After the 21 days' lockdown was imposed, lakhs of migrant Indian labourers have lost their jobs. With no earnings and nothing to eat, they have been forced to return home, which in most cases is hundreds of kilometres away from Indian cities such as Delhi, Mumbai and Kolkata.
The lockdown also means no public transport is available -- no buses, no trains. So they are left with no other option but to walk.
This is India's long march back home.
“We will walk almost 800 km. If we get a vehicle, we’ll hitch a ride. Else we’ll walk all the way to Azamgarh. We were waiting all this while in Noida. But things are so expensive. There was not enough to eat. So we are headed home.”Manoj, MIgrant Labourer from Azamgarh
We met Satyavan and Usha on the Noida Expressway. Their four arms carrying both their children, aged 3 and 1 and a green bag. They are headed for Badaun in Uttar Pradesh. A distance of almost 175 km form Noida. Most likely they will have to walk all the way to their home.
On the third day of the all-India lockdown, there were still thousands of people walking on the highways of India. And we have few suggestions on how perhaps the government and administration could have reduced their hardships.
- By arranging public buses or trains for the elderly, women and children.

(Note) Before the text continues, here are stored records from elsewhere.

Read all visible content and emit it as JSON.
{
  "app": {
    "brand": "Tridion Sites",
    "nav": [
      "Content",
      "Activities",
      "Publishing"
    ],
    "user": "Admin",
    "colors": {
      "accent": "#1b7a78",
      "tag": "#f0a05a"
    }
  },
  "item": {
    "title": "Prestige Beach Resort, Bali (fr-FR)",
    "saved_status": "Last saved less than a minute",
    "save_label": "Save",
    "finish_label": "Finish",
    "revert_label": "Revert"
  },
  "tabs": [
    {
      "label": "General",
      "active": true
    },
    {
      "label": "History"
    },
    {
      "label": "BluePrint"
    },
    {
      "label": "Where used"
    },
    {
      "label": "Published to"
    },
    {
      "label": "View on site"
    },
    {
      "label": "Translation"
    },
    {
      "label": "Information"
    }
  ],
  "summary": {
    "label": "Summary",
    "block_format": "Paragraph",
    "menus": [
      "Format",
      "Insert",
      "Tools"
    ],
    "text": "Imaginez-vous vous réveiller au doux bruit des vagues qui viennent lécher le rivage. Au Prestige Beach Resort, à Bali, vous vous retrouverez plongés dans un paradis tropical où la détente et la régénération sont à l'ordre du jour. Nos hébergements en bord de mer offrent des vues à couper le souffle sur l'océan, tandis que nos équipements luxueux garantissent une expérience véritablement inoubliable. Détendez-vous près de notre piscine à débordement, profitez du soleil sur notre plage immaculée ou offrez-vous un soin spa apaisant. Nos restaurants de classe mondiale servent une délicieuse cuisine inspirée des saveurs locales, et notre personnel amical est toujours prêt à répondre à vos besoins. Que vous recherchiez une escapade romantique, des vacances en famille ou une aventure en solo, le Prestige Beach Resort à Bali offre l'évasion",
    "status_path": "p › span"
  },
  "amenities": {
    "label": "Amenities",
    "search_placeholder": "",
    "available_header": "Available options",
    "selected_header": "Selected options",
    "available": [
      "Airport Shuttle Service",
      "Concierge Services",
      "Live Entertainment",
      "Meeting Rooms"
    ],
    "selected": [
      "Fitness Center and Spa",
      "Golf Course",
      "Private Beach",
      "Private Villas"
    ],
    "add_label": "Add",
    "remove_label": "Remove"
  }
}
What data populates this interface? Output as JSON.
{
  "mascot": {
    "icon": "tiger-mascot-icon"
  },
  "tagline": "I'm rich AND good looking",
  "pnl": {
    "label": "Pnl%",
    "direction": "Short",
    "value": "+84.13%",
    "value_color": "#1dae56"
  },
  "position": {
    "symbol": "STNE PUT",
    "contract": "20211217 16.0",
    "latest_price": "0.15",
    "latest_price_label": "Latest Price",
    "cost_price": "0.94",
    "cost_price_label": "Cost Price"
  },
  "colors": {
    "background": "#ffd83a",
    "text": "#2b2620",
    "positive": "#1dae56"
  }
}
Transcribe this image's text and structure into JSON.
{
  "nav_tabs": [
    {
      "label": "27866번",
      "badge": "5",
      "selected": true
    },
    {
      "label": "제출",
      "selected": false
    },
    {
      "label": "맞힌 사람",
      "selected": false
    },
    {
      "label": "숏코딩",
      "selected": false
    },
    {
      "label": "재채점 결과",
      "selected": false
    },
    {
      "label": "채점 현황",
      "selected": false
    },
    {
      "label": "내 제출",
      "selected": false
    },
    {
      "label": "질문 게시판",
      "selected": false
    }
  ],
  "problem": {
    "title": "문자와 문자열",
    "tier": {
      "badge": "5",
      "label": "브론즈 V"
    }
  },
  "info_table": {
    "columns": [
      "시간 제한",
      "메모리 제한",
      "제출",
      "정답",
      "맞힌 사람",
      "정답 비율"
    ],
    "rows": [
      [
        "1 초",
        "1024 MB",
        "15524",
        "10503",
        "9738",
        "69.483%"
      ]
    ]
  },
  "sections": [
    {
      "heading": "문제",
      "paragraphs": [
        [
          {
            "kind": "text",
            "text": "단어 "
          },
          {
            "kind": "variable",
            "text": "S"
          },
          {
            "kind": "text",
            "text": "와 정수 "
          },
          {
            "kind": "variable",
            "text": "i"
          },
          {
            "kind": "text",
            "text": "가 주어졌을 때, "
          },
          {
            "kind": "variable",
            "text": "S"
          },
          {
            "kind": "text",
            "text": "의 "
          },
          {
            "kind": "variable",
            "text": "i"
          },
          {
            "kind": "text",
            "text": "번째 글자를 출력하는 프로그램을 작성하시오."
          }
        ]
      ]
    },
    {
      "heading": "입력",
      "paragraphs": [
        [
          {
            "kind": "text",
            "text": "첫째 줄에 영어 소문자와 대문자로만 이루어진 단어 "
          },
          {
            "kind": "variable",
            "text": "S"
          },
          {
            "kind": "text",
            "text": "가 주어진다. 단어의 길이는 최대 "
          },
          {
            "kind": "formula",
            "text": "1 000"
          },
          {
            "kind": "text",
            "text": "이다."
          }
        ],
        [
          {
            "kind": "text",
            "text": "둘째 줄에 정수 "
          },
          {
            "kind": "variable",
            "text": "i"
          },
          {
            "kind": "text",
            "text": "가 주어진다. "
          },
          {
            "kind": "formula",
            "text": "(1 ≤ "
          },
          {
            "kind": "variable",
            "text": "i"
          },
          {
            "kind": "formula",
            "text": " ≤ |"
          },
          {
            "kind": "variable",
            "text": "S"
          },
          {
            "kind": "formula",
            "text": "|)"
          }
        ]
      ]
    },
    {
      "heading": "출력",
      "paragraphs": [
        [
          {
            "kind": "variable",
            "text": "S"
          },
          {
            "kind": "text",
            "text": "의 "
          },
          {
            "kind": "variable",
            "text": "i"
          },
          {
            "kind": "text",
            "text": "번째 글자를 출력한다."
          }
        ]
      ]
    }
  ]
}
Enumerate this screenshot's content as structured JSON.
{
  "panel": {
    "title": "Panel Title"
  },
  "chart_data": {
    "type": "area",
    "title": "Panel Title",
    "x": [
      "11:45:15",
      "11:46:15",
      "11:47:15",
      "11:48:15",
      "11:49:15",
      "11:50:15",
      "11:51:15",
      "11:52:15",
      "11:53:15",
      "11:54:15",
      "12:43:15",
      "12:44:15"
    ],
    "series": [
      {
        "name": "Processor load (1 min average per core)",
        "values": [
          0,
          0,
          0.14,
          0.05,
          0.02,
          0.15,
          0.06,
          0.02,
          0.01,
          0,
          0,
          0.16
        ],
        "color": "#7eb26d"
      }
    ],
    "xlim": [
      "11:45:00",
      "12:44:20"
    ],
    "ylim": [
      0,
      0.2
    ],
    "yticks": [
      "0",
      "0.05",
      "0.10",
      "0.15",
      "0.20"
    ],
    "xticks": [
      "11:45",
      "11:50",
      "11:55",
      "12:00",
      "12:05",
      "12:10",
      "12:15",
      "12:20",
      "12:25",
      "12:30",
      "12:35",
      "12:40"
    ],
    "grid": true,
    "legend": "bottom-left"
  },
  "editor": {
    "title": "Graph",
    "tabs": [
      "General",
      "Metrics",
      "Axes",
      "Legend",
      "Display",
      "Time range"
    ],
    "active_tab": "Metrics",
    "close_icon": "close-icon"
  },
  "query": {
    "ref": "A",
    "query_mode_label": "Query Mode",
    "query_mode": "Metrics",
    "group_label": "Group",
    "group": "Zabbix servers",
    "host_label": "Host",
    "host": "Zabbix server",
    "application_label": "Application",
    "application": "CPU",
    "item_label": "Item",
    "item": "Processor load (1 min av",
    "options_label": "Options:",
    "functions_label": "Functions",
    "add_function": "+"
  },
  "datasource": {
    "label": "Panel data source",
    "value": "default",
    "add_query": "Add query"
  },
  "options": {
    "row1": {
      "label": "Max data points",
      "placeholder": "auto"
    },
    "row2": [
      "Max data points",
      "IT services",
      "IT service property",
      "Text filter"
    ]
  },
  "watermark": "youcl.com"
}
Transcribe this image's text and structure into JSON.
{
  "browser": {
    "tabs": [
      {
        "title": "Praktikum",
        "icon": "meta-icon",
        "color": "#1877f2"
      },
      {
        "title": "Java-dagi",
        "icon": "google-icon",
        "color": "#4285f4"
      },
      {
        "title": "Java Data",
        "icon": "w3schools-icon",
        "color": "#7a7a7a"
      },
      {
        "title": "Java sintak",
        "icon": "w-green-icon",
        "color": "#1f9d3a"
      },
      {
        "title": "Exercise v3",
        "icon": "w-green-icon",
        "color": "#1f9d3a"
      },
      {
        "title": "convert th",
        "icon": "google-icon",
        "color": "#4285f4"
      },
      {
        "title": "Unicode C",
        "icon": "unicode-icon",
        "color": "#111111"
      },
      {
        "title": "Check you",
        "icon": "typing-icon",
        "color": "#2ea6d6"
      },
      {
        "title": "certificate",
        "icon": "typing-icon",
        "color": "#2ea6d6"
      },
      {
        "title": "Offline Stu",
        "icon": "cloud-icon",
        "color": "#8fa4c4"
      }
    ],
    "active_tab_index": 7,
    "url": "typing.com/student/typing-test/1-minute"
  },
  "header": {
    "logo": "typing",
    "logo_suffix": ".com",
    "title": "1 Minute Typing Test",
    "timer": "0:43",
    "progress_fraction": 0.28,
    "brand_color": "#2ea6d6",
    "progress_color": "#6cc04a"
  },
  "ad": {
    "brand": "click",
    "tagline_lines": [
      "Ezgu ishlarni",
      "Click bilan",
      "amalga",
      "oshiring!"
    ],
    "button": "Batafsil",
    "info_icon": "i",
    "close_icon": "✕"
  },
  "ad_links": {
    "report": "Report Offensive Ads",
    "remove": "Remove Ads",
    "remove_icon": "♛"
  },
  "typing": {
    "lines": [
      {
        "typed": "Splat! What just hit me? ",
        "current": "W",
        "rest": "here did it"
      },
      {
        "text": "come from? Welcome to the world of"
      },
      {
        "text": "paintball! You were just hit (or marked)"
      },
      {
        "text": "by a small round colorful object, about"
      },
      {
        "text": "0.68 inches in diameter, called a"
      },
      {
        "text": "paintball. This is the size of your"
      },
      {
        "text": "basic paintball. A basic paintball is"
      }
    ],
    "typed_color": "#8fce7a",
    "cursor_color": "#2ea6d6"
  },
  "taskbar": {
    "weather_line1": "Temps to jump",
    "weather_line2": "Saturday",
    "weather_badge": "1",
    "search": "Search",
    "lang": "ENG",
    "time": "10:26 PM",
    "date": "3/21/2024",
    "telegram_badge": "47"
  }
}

- By ensuring police are present at the bus stands and railway stations to ensure the buses are not crowded and there's enough space between passengers.
- By dissemination of information to assure people that there would be job security, enough to eat and that the Govt will take care of them.
- By having enough personnel deployed on the highways to provide food, water and shelter to those who are walking.